Beoogd wordt om op elk van de drie eilanden een voorziening in te richten, om zo op laagdrempelige wijze bijstand te kunnen bieden. (zie noot 7) Voorafgaand aan de inwerkingtreding van het wetsvoorstel zullen deze voorzieningen, overeenkomstig de aanbevelingen uit de verkenning, starten met een voorlichtings- en bewustwordingscampagne. (zie noot 8)

Naast een individuele oordelende taak ten aanzien van discriminatieklachten, krijgt het College voor de Rechten van de Mens een voorlichtende, aansporende en adviserende taak, ter stimulering van de naleving van de gelijkebehandelingswetten in Caribisch Nederland. (zie noot 9) Blijkens de toelichting ligt het in de rede om deze taken - net zoals dat het geval is in Europees Nederland - bij het College te beleggen, omdat het College bij uitstek expertise heeft op het gebied van antidiscriminatie, gezaghebbend en toegankelijk is en reeds een onderzoeksfunctie heeft in Caribisch Nederland. (zie noot 10) Om het College hiertoe voldoende uit te rusten, wordt structurele bekostiging gerealiseerd en voorzien in de inrichting van gespecialiseerde ondersteuning en de benoeming van tenminste één plaatsvervangend Collegelid in Caribisch Nederland, aldus de toelichting.

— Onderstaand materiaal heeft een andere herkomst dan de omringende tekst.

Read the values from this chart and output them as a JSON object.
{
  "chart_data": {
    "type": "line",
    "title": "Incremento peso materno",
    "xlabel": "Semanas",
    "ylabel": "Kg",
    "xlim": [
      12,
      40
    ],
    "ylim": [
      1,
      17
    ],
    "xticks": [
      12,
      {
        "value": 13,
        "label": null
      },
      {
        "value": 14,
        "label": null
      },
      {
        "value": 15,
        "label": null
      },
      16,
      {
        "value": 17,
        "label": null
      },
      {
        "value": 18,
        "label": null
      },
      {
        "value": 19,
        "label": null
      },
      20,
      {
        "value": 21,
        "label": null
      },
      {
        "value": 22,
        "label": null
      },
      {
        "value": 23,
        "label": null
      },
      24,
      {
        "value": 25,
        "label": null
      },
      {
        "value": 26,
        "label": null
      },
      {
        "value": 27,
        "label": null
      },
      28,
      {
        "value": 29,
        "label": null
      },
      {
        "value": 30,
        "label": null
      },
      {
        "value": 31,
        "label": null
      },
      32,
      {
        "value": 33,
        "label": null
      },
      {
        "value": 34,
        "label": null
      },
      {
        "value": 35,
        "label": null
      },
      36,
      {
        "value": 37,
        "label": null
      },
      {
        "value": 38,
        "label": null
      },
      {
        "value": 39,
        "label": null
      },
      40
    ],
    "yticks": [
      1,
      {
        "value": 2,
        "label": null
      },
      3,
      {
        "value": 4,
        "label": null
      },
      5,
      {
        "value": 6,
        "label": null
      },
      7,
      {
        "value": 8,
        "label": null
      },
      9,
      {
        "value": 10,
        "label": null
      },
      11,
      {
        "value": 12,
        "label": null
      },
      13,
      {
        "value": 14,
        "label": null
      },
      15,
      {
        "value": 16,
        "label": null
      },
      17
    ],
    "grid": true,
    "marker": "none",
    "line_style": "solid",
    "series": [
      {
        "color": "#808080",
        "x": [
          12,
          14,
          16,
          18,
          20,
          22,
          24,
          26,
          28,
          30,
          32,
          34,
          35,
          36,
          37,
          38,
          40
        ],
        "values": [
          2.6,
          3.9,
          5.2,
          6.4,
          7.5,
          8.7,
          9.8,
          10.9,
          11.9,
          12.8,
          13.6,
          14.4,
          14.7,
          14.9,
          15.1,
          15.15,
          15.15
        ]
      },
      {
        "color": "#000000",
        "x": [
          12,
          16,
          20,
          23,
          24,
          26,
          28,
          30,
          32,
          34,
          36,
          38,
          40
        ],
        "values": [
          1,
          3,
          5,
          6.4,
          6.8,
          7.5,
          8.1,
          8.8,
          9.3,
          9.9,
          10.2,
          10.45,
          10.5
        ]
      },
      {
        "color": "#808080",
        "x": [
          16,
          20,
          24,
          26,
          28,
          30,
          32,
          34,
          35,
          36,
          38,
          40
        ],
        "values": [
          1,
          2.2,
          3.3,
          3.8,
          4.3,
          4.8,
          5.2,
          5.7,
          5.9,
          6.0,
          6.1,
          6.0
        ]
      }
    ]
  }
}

2. Constitutioneel kader en wetgevingsbeleid

Bonaire, Sint Eustatius en Saba zijn sinds 10 oktober 2010 onderdeel van het Nederlandse staatsbestel. In 2017 werd de staatkundige positie van de drie eilanden als openbare lichamen in de Grondwet vastgelegd. (zie noot 11) De Grondwet en daarmee ook artikel 1 inzake gelijke behandeling en het discriminatieverbod geldt zowel in Europees als in Caribisch Nederland. De gelijke behandelingswetgeving geeft uitvoering aan artikel 1 Grondwet en is van groot belang voor de effectuering en handhaving hiervan en de doorwerking in horizontale verhoudingen.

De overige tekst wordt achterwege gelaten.